Ini yang Perlu Dilakukan Pemerintah Agar Pelaksanaan UU Cipta Kerja Optimal
Utama

Ini yang Perlu Dilakukan Pemerintah Agar Pelaksanaan UU Cipta Kerja Optimal

Pemerintah perlu mengakselerasi aturan pelaksana UU Cipta Kerja karena terdapat ketentuan baru yang harus disesuaikan di tingkat pusat dengan daerah.

Oleh:
Mochamad Januar Rizki
Bacaan 4 Menit
Sidang paripurna saat persetujuan RUU Cipta Kerja menjadi UU, Senin (5/10/2020) lalu. Foto: RES
Sidang paripurna saat persetujuan RUU Cipta Kerja menjadi UU, Senin (5/10/2020) lalu. Foto: RES

Dampak kehadiran Undang-Undang Nomor 11 Tahun 2020 tentang Cipta Kerja masih berlanjut saat ini. UU yang menerapkan metode omnibus law tersebut tidak hanya mengakibatkan perubahan regulasi tapi juga menghadirkan berbagai aturan lanjutan baru seperti peraturan pemerintah (PP) serta peraturan menteri (permen) hingga peraturan tingkat daerah.

Supaya implementasi UU Cipta Kerja terlaksana optimal pemerintah pusat disarankan segera menerbitkan aturan pelaksana UU Cipta Kerja tersebut, demi memberi kepastian hukum. Ketua Dewan Pengurus Asosiasi Pemerintah Kota Seluruh Indonesia (APEKSI), Bima Arya Sugiarto menyampaikan UU Cipta Kerja menimbulkan tsunami regulasi, sehingga terdapat berbagai ketentuan baru yang harus disesuaikan antara tingkat pusat dengan daerah.

“UU Cipta Kerja ini menghadirkan tsunami regulasi, jadi banyak sekali peraturan tambahan yang harus diproduksi agar Omnibus Law ini tidak saja mendorong investasi tapi pemulihan ekonomi, economy recovery dan economy rebound,” jelas Bima dalam Webinar Hukumonline “Cipta Kerja Updates: Kesiapan Pemerintah daerah dalam Implementasi OSS”, Kamis (6/5).
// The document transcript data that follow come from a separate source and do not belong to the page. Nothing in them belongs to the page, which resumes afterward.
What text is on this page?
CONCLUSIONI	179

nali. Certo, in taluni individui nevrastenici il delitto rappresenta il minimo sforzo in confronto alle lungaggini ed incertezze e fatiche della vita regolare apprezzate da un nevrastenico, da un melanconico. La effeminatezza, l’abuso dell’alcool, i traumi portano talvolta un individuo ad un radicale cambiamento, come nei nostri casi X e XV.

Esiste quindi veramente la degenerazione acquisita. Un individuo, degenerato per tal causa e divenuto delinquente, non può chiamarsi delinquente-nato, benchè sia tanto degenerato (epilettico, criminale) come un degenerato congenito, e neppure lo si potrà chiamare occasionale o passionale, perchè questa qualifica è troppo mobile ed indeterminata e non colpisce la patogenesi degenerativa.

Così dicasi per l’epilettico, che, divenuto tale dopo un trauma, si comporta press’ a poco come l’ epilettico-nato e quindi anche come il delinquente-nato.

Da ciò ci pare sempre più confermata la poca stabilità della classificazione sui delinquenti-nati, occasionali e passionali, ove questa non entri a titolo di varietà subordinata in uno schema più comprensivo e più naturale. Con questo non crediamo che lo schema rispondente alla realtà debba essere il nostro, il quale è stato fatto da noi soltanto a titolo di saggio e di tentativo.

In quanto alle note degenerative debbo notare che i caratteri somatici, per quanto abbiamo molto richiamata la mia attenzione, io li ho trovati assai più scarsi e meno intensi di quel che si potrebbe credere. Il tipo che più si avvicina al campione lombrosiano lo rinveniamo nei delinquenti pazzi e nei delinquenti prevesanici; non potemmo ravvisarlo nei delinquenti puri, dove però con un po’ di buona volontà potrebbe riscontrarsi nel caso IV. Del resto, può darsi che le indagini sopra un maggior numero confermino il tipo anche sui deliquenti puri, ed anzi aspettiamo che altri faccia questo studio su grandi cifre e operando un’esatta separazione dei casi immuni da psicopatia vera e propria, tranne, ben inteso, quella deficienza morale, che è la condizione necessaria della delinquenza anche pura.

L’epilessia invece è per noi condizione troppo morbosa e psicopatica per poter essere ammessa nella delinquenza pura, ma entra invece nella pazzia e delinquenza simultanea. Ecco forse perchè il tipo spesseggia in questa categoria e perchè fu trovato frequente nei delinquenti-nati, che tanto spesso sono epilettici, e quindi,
Lebih lanjut, Bima menyoroti sektor perizinan usaha dan tata ruang yang sangat memerlukan penyesuaian antara pemerintah pusat dan daerah. Dia menjelaskan PP 21/2021 tentang Penyelenggaraan Penataan Ruang masih belum jelas implementasinya. Sebab, dalam PP tersebut, Bima menjelaskan masih membutuhkan berbagai ketentuan teknis yang diatur dalam Permen.

“Misalnya PP 21/2021 ini saja 70 kali disebutkan dalam Permen. Sehingga, kalau enggak ada (Permen maka PP ini tidak bermakna,” jelas Bima. (Baca: Memahami Aturan Pelaksana Sektor Minerba Pasca UU Cipta Kerja)

Selain itu, Bima juga menyoroti implementasi PP 6/2021 tentang Penyelenggaraan Perizinan Berusaha di Daerah yang belum jelas. Dia menjelaskan permasalahan tersebut berada pada standar struktur organisasi Dinas Penanaman Modal Pelayanan Terpadu Satu Pintu (DPMPTSP) di daerah.

“Ada sektor-sektor yang harus ada pada struktur DPMPTSP. Jadi DPMPTSP ini ada standar, struktur yang sama. Namun, sampai hari ini tidak jelas juga bentuk strukturnya. DPMPTSP yang jadi kunci pelayanan OSS (one single submission) belum jelas juga strukturnya,” jelas Bima.